Her overall sales are about half of pre-COVID levels. When revenue can’t cover rent, utilities and other expenses you generally can’t stay in business long — unless you have customers like Mary Hope Lee.   

woman smiling
Christina Estes/KJZZ
Chawa Magaña at Palabras Bilingual Bookstore in Phoenix on Nov. 23, 2020.

“We didn’t want the bookstore to go under because it was so important to us,” she said.

Palabras, which is Spanish for words, is more than a bookstore. Before the pandemic, it was a gathering space for underrepresented voices to discuss books and share poetry, it’s now a drop off site for COVID-19 Mutual Aid Solidarity Network. And it’s become a second home for Mary Hope Lee.

“It changed how I felt about myself, it changed how I felt about Phoenix and the community, and it helped me find community, it helped me find friends,” she said. “I started to feel like I was supposed to be here as opposed to always looking for someplace else to go.”

In May, Lee and others created a Go Fund Me account and raised more than $10,000 to keep Phoenix’s only bilingual bookstore open.

“Without them I would not be here and that’s true now more than ever,” Magaña said.  “And it’s still a struggle every day to try and navigate this situation.”

"Without them I would not be here and that’s true now more than ever."
— Chawa Magaña, Palabras Bilingual Bookstore

Soon, she’ll be navigating in a different space. Over the holidays, Palabras will move from 17th Street and McDowell Road to a location in downtown Phoenix that Magaña has not yet announced.

“I want to try to keep growing and move on to bigger and better things,” she said.

Magaña and co-owner Jeff Slim are partnering with a local pastry chef. She said the store, scheduled to open Jan. 5, will have a home feeling.

camera recording man and woman talking
Christina Estes/KJZZ
Isabella Maldonado and Patrick Milliken discuss Maldonado's new series at The Poisoned Pen in Scottsdale on November 9, 2020.

Back at The Poisoned Pen, they’re preparing for more virtual events. While Barbara Peters is pleased with how well they’re going, she wonders how much longer it’ll last.

“I think this is going to get old for an awful lot of people and, unless we can go back to live events, I have to question how successful this will be over the course of many more months,” she said.

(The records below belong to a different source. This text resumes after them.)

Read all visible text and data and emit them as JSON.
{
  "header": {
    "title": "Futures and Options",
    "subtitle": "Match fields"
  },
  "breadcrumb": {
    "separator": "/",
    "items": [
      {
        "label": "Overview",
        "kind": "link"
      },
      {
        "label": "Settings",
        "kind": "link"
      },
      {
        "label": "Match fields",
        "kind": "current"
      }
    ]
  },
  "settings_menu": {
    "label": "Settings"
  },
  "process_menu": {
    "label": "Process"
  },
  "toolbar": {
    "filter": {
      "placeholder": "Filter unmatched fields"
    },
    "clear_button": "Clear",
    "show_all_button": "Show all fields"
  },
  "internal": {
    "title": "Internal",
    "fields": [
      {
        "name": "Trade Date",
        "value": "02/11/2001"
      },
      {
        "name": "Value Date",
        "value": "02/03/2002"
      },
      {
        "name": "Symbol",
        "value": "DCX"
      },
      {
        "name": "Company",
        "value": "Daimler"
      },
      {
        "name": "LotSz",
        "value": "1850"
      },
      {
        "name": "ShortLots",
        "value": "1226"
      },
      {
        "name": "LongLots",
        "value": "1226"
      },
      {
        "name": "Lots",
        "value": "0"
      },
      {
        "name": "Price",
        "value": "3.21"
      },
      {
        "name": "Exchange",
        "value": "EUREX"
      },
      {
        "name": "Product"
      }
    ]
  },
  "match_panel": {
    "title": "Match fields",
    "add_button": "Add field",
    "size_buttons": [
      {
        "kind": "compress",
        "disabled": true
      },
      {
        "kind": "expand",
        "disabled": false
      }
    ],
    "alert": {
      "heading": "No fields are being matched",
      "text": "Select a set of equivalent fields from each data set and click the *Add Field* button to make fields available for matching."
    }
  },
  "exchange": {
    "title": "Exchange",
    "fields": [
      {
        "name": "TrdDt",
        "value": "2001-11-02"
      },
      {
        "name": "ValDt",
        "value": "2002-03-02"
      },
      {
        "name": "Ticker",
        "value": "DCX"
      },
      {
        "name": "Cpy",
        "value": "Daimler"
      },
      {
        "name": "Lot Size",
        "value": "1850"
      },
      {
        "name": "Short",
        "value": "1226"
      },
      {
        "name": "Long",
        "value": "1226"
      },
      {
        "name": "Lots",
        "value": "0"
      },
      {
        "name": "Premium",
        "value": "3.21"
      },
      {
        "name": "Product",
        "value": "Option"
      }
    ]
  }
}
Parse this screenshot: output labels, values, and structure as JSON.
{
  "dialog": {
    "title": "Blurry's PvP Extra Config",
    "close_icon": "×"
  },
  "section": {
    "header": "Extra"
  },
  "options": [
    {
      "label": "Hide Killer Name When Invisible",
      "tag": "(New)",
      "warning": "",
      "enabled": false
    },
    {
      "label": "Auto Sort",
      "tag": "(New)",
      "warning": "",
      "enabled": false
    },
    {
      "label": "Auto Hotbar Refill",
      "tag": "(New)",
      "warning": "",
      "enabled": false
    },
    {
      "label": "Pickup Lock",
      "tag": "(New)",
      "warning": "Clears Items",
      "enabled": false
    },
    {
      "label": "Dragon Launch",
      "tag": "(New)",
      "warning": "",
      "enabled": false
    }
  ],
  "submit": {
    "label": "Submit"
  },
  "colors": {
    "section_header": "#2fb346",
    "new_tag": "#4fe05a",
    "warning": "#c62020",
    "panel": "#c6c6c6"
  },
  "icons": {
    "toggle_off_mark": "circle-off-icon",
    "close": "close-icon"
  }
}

Two hundred eighty-two days after Arizona’s governor declared a public health emergency, author Isabella Maldonado says people are seeking solace in stories, including her novel about the hunt for a serial killer. 

“You know what I think it is? I think it’s cathartic for them,” she said. “Because unlike the pandemic or politics, here is a story that is encapsulated: it has a beginning, a middle and an end and an end that makes sense.”

An ending that feels especially gratifying — where good triumphs over evil and order is restored.